For my first post, I decided to make use of some notes I comprised a few years ago while watching one of my favorite lectures given by Richard Feynman. This particular lecture is the second in a series given by Feynman at Cornell University in 1964. 

References

Richard Feynman - Wikipedia

The Character of Physical Law - Wikipedia

Resources

Feynman's Lectures on Physics - The Relation of Mathematics and Physics

My Scribbles

Concepts

Using a game of checkers to think about physical laws

• Checkerboard = "space" on which the rules of a checker game are played out
• Mathematics = "space" on which the rules of the fundamental laws are played out 

Mathematical relations in physics convey information

• Algebraic definitions of laws do not convey information about the laws underlying "machinery"
• More generally, algebraic relations tell us how the "machinery" (e.g., moon orbiting a planet) moves but not why
• E.g., the magnitude of the gravitational force between two objects is proportional to the product of their masses (scalar) and inversely proportional their squared distance (scalar that is also a contracted bivector) 

Example 1:  Kepler's Laws

• First Law: Every planetary orbit is elliptical with the Sun positioned at one of the two foci 
• Second Law (Inverse-Square Law): Orbits span a constant area per time
• Third Law (Harmonic Law): A planet's squared orbital period is proportional to the cubed distance of the orbit's semi-major axis 

Take-Home Message: In order to appreciate these laws, you need a sufficient understanding of certain set of mathematical concepts and their relations to one another

Newton made all his proofs geometrical in his book, Principia 

• Modern mathematics is usually based on calculus (which Newton played a large role in pioneering - apparently there is some controversy as to whether the original founder was Newton or  Wilhelm Leibniz)
• Analytical methods make use of geometrical relations to derive algebraic identities 

Two approaches towards mathematics:

1. Babylonian tradition = student learns by doing examples until catching on to a general rule

2. Greek tradition = student uses Euclidean methods only (based on sets of axioms)

• Around 400 BC Euclid discovered that all theorems of geometry can be "ordered" by a particularly simple set of axioms
• Q: What constitutes an axiom (e.g., is the Pythagorean theorem an axiom in itself? - Descartes said yes)
• It seems as if the best axioms are the most efficient way of relating different geometries 

Take-Home Message: Physics needs to employ the Babylonian method!

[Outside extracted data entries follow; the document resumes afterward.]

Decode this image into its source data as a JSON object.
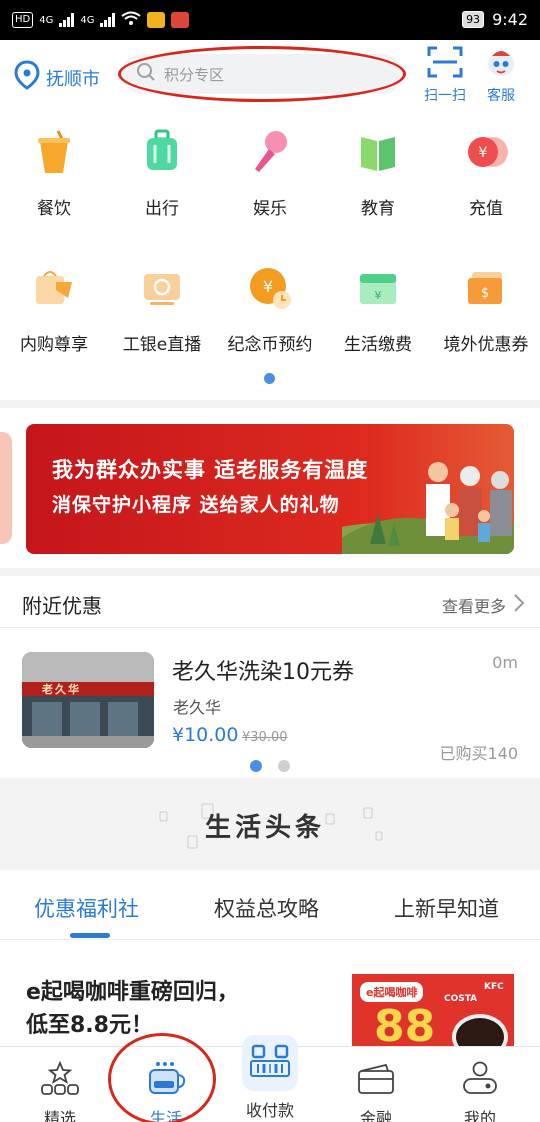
{
  "status_bar": {
    "network_label": "HD",
    "signal_1": "4G",
    "signal_2": "4G",
    "battery": "93",
    "time": "9:42"
  },
  "header": {
    "city": "抚顺市",
    "search_placeholder": "积分专区",
    "scan_label": "扫一扫",
    "service_label": "客服"
  },
  "services": [
    {
      "label": "餐饮",
      "icon": "drink-cup-icon"
    },
    {
      "label": "出行",
      "icon": "luggage-icon"
    },
    {
      "label": "娱乐",
      "icon": "microphone-icon"
    },
    {
      "label": "教育",
      "icon": "book-icon"
    },
    {
      "label": "充值",
      "icon": "coin-icon"
    },
    {
      "label": "内购尊享",
      "icon": "shopping-bag-icon"
    },
    {
      "label": "工银e直播",
      "icon": "live-tv-icon"
    },
    {
      "label": "纪念币预约",
      "icon": "commemorative-coin-icon"
    },
    {
      "label": "生活缴费",
      "icon": "bill-icon"
    },
    {
      "label": "境外优惠券",
      "icon": "card-icon"
    }
  ],
  "banner": {
    "line1": "我为群众办实事 适老服务有温度",
    "line2": "消保守护小程序 送给家人的礼物"
  },
  "nearby": {
    "title": "附近优惠",
    "more": "查看更多",
    "deal": {
      "title": "老久华洗染10元券",
      "distance": "0m",
      "shop": "老久华",
      "price": "¥10.00",
      "original_price": "¥30.00",
      "sold": "已购买140",
      "storefront_sign": "老久华"
    }
  },
  "headline": {
    "title": "生活头条"
  },
  "tabs": [
    {
      "label": "优惠福利社",
      "active": true
    },
    {
      "label": "权益总攻略",
      "active": false
    },
    {
      "label": "上新早知道",
      "active": false
    }
  ],
  "article": {
    "title_line1": "e起喝咖啡重磅回归，",
    "title_line2": "低至8.8元！",
    "promo_badge": "e起喝咖啡",
    "promo_number": "88",
    "brand_1": "COSTA",
    "brand_2": "KFC"
  },
  "bottom_nav": [
    {
      "label": "精选",
      "icon": "star-blocks-icon",
      "active": false
    },
    {
      "label": "生活",
      "icon": "coffee-cup-icon",
      "active": true
    },
    {
      "label": "收付款",
      "icon": "qr-scan-icon",
      "active": false
    },
    {
      "label": "金融",
      "icon": "wallet-card-icon",
      "active": false
    },
    {
      "label": "我的",
      "icon": "user-profile-icon",
      "active": false
    }
  ],
  "colors": {
    "accent": "#2b7bd6",
    "annotation_red": "#d9261c",
    "banner_red": "#d41f1f"
  }
}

• This is because physics entails "wide principles that sweep across all the different laws" 
• The fact that physics is incomplete (we are trying to find new laws to reconcile current ones) is a consequence of the insufficiency of the Euclidean method

Examples : Three theories that are based off the same mathematics but that are physiologically unequivocal (i.e., they have yet to be reconciled in a way that can be tested by experiment) 

1. Newtons laws = three laws that describe classical motion 

2. Local field method = based on the principle of locality

3. Minimum principle = based on least action principle

• The fact that a minimum field exists suggests that at small scales, particles obey quantum mechanics 
• The current consensus is that the laws of physics must satisfy both the local field method and minimum principle (but we don't really know)

Quotes

• "Nobody knows the ultimate"
•  "(It) is impossible to (explain) in a way that a person can feel, the beauties of the laws of nature without their having some deep understanding understanding of mathematics. I'm sorry that seems to be the case."
• "Mathematics is not just a language. It is a language plus reasoning" 
• "Mathematics is a tool for reasoning"
•  "Mathematics is organized reasoning" 
• "Mathematics is a way to go from one statement to another"
• "As a matter of fact the total amount that a physicist knows is very little, he has only to remember the rules for getting from one place to another and her's able to do it then. In other words, all the various statements about equal times, the forces in the direction of the radius, and so on are all interconnected by reasoning.
• Now an interesting question comes up, is there some pattern to it? Is there a place to begin the fundamental principles and deduce the whole works? Or is there some particular pattern or order in nature that we can understand that the these are more fundamental statements and these are more consequential statements? "
• "And so I'm never quite sure of where I'm supposed to begin and where I'm supposed to end. I just remember enough all the time so that as the memory fades and the pieces fall out by repurchasing back together again" 
• "Laws often range beyond the range of their deductions"